I purchased in the fall droves of cattle and sent them to Philadelphia. I also stall-fed forty head of the best and largest cattle in winter, which I shipped on arks to Columbia, and drove to Philadelphia, where they sold to good advantage. This mode of sending fat cattle to market astonished the natives as we passed down the river. It proved to be a profitable business.

In the year 1814 I sold my Cold Spring Mills to Henry A. Townsend for $14,000. I erected other mills at Bath. In 1816 I ran down to Baltimore about 1,000,000 feet of pine lumber and 100,000 feet of cherry boards and curled maple. I chartered three brigs and shipped my cherry and curled maple and 500 barrels of flour to Boston. I sold my flour at a fair price, but my lumber way a dead weight on my hands. At length, the inventor of a machine for spinning wool by water power, offered to sell me one of his machines for $2,500, and take lumber in payment. I closed a bargain with him, which induced me to embark in woolen manufacture. I obtained a loan from the state, and was doing well until Congress reduced the tariff for the protection of home industry to a mere nominal tax. The country immediately after was flooded with foreign fabrics, but few woolen factories survived the shock.

I will now close my narrative, so far as it relates to my own business concerns, with a single remark, that although I have been unfortunate at the close of my business, yet I flatter myself that all will admit that I have done nothing to retard the growth and prosperity of the village of Bath, or of the inhabitants of Steuben country generally, especially at a time when there were no facilities for the farmer of the county to transport their produce to market other than that which was afforded them by my exertions.

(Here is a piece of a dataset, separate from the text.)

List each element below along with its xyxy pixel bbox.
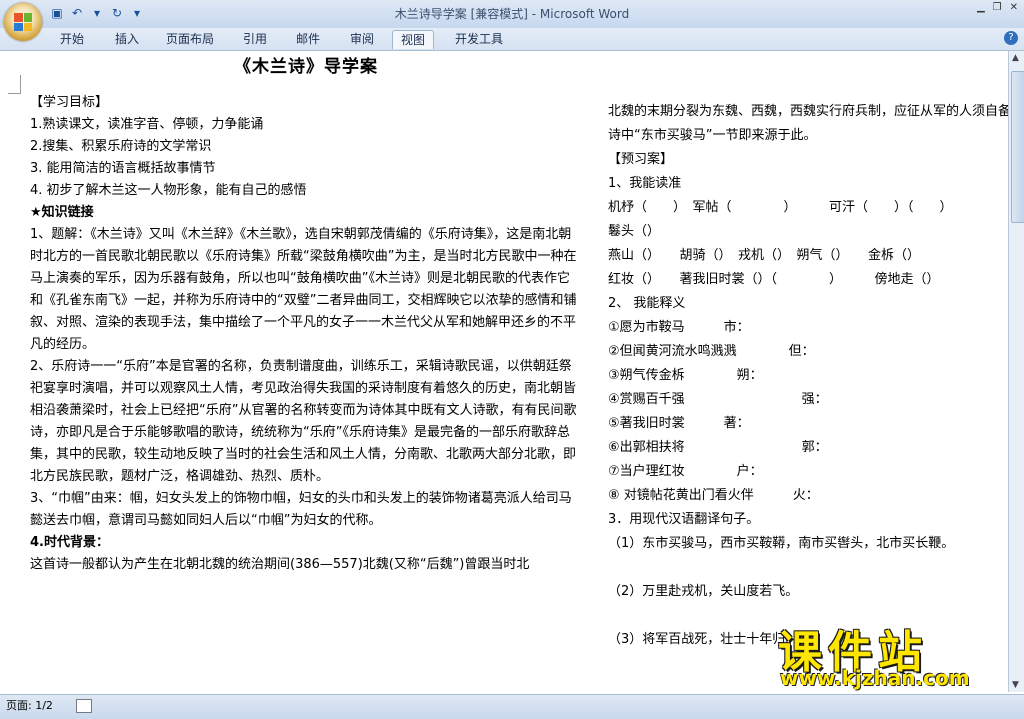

An whether the people of Steuben or myself have received the most benefit I leave for them to determine.

It would appear to be of very little consequence for me to state the number of civil offices that I held during my residence in Steuben county. It will only show how far I had the good will of the people. First, I was appointed Justice of the Peace; next, a Judge of the Court of Common Pleas, and Surrogate of the County. In 1816 I was appointed High Sheriff of the county, which office I held four years. I held the office of Post Master of the village of Bath, about eight years. The good people of Steuben also elected me three years to succession to present them in the Legislature of the State of New York.--For all these favors I felt then, and ever shall feel grateful.

This brief narrative is nothing more than a mere synopsis of some of the principal events of my life during the last sixty years. I find that all labor, whether of the hand or head, have become burdensome, which will be sufficient apology for its insufficiencies.